# Problem with my LIte-on DVDRW SOHW-1633s



## nkhaeti

I have a Compaq Presario SR1620NX computer and the dvd drive is LIte-on DVDRW SOHW-1633s.
A few days ago, my dvd drive can only play audio CDs but not read cd/dvd or burn cd/dvd. My question to the group is some thing wrong with the driver of xp?


----------



## patrickv

nah i won't say driver for xp or anything else cause these days most cd/dvd drives doesn't need drivers.
I just think your dvd is wearing out
one a side note that are drives that are picky reading certain media be it origina; or burnt cd's / dvd's


----------



## nkhaeti

*any suggestion before replacing the dvd/cd rom*

thanks patrickv,
do you know of any fix I should try before replacing the drive? i have had this PC for less than 2 years and have not been using the dvd/cd rom a lot. I hate to see it go without trying a fix.
thanks


----------



## StrangleHold

Is it showing up as a CD or DVD drive in my computer, but anyway go to the Control Panel-System-Hardware-Device Manager-find your DVD/CD drives click the + next to it-right click on the drive thats giving you a problem-click uninstall-then restart, it will reload windows drivers for the drive.
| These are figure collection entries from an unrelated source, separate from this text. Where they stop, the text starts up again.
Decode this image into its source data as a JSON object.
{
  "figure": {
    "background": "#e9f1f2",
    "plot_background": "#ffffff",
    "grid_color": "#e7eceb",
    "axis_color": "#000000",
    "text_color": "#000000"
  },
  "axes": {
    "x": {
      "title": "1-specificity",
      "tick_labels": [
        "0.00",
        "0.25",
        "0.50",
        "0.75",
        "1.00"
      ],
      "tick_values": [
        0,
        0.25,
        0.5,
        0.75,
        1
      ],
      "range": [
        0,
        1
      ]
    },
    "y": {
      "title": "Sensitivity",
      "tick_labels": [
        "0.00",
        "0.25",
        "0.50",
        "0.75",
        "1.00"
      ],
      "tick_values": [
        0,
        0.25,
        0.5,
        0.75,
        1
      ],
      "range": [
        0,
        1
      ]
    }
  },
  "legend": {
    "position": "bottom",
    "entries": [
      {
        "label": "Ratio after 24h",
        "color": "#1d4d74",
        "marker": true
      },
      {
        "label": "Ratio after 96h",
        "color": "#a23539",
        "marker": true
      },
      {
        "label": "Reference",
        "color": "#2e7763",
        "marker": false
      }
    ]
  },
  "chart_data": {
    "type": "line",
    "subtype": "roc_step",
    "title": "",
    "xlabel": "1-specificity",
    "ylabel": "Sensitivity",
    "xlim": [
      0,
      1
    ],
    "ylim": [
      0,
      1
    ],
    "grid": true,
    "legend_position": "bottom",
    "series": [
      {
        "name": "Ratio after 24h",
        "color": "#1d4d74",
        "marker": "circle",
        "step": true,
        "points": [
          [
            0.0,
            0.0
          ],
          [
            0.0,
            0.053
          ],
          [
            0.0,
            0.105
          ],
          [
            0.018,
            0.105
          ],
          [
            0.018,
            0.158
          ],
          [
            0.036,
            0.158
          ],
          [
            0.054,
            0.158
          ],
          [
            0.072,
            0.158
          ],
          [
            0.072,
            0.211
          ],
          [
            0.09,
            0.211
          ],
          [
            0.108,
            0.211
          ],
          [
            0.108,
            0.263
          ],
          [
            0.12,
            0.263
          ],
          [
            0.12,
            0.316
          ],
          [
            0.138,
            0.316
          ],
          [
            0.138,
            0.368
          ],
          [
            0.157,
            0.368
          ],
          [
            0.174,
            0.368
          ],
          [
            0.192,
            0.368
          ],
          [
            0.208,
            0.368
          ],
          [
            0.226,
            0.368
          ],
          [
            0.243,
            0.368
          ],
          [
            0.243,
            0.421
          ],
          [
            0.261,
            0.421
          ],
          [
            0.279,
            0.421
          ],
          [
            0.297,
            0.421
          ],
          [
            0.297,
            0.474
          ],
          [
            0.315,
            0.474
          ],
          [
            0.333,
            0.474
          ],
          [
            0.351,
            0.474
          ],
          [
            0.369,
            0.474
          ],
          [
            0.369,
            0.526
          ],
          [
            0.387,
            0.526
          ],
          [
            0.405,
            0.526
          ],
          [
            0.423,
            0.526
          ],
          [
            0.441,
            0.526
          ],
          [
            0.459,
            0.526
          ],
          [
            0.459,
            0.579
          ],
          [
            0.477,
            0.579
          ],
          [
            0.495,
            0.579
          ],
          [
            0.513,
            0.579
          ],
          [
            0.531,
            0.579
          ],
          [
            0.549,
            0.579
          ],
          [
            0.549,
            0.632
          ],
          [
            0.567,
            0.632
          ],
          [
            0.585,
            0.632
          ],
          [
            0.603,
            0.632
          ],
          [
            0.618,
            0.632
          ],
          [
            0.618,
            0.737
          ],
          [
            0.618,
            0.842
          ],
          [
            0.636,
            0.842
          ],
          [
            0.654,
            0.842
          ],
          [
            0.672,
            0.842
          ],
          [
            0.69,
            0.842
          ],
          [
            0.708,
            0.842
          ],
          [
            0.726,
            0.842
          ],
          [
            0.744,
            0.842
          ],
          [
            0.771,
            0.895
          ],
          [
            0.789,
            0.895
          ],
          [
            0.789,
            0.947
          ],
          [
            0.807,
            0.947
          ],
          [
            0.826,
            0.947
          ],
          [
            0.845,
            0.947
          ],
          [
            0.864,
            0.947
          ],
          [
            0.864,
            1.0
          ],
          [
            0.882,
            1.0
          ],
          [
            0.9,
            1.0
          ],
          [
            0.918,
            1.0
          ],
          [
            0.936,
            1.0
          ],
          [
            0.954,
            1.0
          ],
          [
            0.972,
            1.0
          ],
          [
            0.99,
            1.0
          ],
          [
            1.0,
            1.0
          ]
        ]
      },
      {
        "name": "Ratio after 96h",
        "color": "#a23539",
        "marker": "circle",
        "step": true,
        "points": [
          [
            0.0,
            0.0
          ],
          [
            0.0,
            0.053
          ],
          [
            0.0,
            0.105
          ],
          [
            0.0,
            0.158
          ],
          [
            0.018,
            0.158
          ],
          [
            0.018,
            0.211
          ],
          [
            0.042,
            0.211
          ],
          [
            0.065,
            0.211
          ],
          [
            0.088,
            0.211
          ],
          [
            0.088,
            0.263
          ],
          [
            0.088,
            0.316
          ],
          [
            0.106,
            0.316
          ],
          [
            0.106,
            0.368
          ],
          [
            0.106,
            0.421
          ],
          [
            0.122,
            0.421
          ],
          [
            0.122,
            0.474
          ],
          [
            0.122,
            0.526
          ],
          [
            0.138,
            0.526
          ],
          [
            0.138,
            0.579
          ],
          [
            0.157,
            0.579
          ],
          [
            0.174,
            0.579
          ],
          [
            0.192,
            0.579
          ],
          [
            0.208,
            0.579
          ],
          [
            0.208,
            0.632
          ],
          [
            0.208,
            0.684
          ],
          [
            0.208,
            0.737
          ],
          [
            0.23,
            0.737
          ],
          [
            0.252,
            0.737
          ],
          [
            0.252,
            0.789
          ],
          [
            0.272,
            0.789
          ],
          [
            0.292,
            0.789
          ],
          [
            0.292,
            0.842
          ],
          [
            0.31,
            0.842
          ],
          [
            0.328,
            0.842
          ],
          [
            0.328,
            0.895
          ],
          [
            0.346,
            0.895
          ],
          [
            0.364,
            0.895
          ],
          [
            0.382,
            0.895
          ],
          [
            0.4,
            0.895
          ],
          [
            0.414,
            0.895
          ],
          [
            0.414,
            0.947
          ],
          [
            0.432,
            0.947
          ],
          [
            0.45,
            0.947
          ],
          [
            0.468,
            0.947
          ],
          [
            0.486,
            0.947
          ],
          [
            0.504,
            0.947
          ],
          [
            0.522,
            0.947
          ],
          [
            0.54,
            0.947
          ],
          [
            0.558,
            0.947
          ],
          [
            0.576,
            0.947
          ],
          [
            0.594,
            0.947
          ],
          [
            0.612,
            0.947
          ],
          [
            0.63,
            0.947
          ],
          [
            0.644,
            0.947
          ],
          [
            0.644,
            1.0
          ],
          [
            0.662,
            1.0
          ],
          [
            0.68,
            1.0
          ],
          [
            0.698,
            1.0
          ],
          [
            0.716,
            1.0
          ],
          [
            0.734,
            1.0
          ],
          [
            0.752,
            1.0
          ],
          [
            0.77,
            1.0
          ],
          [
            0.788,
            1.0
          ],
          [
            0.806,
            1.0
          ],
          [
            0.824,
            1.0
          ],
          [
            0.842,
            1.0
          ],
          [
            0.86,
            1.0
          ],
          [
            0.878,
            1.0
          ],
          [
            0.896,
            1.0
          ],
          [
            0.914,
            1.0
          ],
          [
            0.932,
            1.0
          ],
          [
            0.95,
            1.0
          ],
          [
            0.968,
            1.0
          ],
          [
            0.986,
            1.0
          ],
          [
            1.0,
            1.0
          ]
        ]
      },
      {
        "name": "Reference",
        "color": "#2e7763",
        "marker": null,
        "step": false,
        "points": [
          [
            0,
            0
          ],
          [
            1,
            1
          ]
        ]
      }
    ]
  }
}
If that doesnt help, like said above the drive is probable going out.


----------



## Fritzjavel

Hey i'm having the same problem too, except mine is a TSSTcorp.. the Dvd drive play's everything, and burns cd perfectly, everything except DVD's i'll insert it in and I can hear it spin the disc, and i hear that laser noise, the little disc insterted icon shows then i open power dvd and it says no disc inserted, tried WMP, PDVD, and Nero... i gave up and now i'm waiting for my new DVD+-RW/CD+-RW... with lightscribe by LG for 32.99... best deal ever..!!!


----------



## sho95

should go into your device manager and check the IDE then next to the current transfer mode it should say something like DMA #.


----------



## Archangel

you might consider updating the firmware of the drive.   I had a Lite-on LTD-163, wich didnt read half the disks I put into it, till I updated the firmware to the newest version 

the latest firmware for this drive has in the notes "supports more media"   So my gues is, thats what you're looking for 

http://www.liteonit.com/global/index.php?option=com_wrapper&Itemid=154
(   tried linking the download site directly, didnt work.    select optical storage in the first box, and then the model numbar in the 2nd box.  then you'll find it  )


----------



## arisejesus

problems like this usually does not consent the drivers or even the disc. try flashing your firmware so that the drive is reset and updated


----------



## addy999

Well i don't think c.d or dvd rom dosent works because of drivers , there are no use of drivers of xp,or 98 in running c.d or d.v.d rom...


----------